Aguilar siempre había sido un cachondo mental: lo fue de niño en el colegio pegando mocos en los pupitres y haciendo rimas chuscas y lo seguía siendo de mayor en casa, con los amigos, en la oficina, sacándole punta a todo. Hasta que le sucedió lo del dedo, su broma preferida era dejar claro el evidente paralelismo entre su apellido y nariz, adelantándose a las burlas que padeció de chiquillo y mofándose del cartabón que Dios le había plantado en la cara, antes de que nadie más se atreviera a hacerlo.
Había logrado caer bien y ser el feo-alma-de-la-fiesta. Contaba los peores chistes con la mejor gracia y algunas mujeres lograron encontrarle un cierto aquél que le permitió perder la virginidad por ahí de los treintaymuchos.
Su simpatía ocultaba una irascible aversión a todo lo que fuera más grande o mejor que él. Aparentaba ser hombre calmado, pero cuando el enorme camión comenzó a adelantarle si pudor ni intermitentes, Joaquín Aguilar bajó la ventanilla eléctrica de su coche seminuevo, sacó la mano y le dedicó con énfasis e inquina el gesto-esperanto que universalmente significa “que te den”. El retrovisor del trailer casi le arranca mano y brazo enteros, así que dio por bueno haber perdido sólo el dedo erecto de la maldición. Se lo pusieron de goma. La nariz rozó, pero milagrosamente quedó intacta.

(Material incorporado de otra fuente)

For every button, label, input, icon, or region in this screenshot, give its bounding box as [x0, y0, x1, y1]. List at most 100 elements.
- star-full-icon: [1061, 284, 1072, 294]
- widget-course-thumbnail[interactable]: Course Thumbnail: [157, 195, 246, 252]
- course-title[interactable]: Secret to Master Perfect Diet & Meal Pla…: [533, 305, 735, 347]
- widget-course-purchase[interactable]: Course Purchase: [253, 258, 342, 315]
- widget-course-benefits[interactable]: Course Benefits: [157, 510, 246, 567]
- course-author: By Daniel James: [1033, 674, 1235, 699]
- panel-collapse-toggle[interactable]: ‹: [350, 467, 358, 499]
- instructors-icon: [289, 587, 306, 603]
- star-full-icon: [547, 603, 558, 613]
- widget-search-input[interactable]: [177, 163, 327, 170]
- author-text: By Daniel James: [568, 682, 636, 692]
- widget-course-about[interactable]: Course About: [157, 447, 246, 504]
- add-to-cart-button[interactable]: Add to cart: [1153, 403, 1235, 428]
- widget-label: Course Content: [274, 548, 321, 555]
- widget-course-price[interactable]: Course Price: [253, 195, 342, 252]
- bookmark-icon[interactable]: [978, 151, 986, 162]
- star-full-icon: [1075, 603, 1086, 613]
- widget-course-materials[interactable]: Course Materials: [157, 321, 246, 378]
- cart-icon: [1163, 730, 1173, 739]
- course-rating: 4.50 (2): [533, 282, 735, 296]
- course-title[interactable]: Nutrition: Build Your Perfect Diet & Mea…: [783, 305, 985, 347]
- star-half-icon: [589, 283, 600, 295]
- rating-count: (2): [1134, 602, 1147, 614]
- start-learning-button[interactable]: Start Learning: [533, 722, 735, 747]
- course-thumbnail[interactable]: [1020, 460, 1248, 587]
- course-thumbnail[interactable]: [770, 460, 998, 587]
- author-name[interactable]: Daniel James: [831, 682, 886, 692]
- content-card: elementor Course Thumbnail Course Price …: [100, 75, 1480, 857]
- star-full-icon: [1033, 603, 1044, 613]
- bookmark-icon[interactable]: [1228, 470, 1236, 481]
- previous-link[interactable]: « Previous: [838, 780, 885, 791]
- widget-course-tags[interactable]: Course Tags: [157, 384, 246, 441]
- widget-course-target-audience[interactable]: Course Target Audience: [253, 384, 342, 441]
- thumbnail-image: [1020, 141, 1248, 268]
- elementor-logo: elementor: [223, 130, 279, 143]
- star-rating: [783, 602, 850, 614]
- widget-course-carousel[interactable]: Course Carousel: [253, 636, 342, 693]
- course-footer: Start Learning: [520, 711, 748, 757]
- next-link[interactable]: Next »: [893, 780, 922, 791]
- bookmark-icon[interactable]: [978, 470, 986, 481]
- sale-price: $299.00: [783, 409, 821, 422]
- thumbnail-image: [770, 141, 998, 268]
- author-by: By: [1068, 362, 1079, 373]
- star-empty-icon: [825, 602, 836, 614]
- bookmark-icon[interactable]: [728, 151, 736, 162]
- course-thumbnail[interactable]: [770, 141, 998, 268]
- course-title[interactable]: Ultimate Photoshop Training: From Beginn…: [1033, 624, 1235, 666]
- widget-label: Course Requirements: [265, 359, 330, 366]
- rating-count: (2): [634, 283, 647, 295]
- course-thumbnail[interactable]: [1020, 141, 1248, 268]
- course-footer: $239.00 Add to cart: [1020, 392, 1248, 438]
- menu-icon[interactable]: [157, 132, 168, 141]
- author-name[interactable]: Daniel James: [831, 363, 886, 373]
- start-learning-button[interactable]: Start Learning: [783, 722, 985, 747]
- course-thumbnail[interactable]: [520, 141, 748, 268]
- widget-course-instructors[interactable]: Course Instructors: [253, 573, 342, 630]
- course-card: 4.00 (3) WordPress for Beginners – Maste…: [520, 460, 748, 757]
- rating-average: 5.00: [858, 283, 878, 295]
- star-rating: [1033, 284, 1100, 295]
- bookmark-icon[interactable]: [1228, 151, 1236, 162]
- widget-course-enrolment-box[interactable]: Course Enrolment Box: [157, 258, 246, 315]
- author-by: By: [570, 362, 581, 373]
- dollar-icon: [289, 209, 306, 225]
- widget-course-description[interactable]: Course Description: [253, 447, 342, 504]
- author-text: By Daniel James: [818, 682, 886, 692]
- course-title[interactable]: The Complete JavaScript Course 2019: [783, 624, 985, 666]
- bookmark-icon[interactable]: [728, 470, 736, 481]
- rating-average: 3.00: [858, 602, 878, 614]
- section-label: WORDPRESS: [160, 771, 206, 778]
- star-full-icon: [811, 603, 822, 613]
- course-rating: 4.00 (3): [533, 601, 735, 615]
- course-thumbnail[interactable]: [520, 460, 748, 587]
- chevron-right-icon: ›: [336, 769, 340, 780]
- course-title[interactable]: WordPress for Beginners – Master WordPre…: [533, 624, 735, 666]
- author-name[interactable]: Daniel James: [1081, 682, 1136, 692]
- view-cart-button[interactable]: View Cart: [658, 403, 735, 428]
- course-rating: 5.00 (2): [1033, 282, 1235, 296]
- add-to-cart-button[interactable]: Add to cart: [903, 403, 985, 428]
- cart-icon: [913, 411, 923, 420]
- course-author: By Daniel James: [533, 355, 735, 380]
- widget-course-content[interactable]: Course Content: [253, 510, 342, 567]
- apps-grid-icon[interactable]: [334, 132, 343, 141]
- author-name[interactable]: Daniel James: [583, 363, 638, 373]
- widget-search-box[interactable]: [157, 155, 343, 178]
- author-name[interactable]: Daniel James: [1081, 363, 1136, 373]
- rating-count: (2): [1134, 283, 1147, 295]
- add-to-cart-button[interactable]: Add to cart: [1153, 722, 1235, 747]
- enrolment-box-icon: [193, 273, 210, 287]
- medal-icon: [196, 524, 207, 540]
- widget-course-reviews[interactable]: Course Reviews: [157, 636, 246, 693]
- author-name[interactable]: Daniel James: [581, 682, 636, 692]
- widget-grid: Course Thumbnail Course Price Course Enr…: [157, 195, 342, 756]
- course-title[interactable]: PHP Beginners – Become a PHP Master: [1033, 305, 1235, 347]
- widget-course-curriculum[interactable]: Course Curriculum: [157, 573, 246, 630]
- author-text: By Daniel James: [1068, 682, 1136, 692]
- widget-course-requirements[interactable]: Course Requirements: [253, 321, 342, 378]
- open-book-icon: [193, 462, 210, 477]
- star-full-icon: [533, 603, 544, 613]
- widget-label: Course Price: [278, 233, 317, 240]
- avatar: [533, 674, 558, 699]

Ahora, con su nueva prótesis de látex, descubrió un mundo de posibilidades: desde cómo sacarse el dedo falso con horror de los presentes y hurgarse la proboscis, o revolver los hielos del cubata, hasta sugerir las más obscenas aplicaciones del plástico y tieso dígito postizo. Halló como perfecta excusa para regresar a casa de una amante la frase “perdón, olvidé el dedo ahí ¿puedo subir a por él?” y hasta creó un blog con miles de amputados seguidores para devolver la fe a quienes habían perdido todo tipo de partes corporales.